There are several ways the binding mechanism can be modified.

In the require call, one can specify a filename in addition to a desired label type (in mixup, this is the second argument to the "require" call). This causes this filename to be used instead of the the default "foo.mixup" or Java class "foo".
In the annotators.config file, (usually located in minorthird/config), one can specify default filenames for a set of label types "foo". These will be used instead of "foo.mixup", unless some other filename is specified.
The rules above rely on low-level routines to find files (like mixup files) and find Java classes. In the DefaultAnnotatorLoader, this is done using the system ClassLoader. One can also specify a non-default AnnotatorLoader in a call to require, which uses different rules to find files.
The main use of this mechanisms is the EncapsulatingAnnotatorLoader, which contains a cache of files and/or Java classes that it will use in preference to anything on the classpath. This is useful if you want to bundle a bunch of Annotators along with a classifier or extractor that uses them.
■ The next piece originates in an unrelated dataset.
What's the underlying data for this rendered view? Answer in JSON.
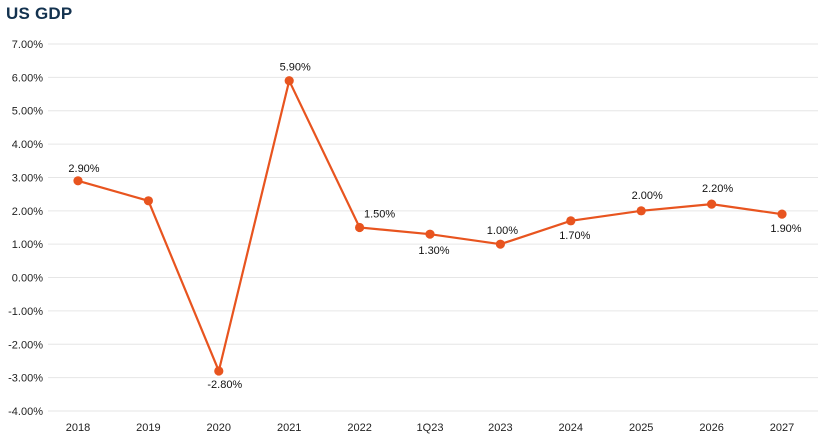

Currently, AnnotatorLoaders are not used for loading Mixup resources like dictionary files, only for loading Annotators.

NestedTextLabels

A NestedTextLabels is an odd sort of implementation of a MonotonicTextLabels. It combines two TextLabels's, an "inner" one and an "outer" one, such that the outer one can be monotonically added to, but the inner one is never modified. Semantically, the markup in a NestedTextLabels is the union of the markup in the inner and outer TextLabels's, except that property values in the outer TextLabels "shadow" values in the inner TextLabels. This has several possible uses, for instance:

One can add change a TextLabels and then "back out" the changes by (a) creating NestedTextLabels with an empty "outer" MonotonicTextLabels, (b) monotonically adding to this new "outer" TextLabels, and then (c) discarding the NestedTextLabels and reverting to the old "inner" TextLabels to undo the modifications.
One can easily construct and view the union of two TextLabels's (or at least, some well-defined approximation of this), which still being able to modify either underlying TextLabels. For instance, one can construct a single TextLabels which contains the output of a MixupProgram, plus some hand-labeled "ground truth" data, while still being able to re-run the program and get new output and/or edit the "ground truth".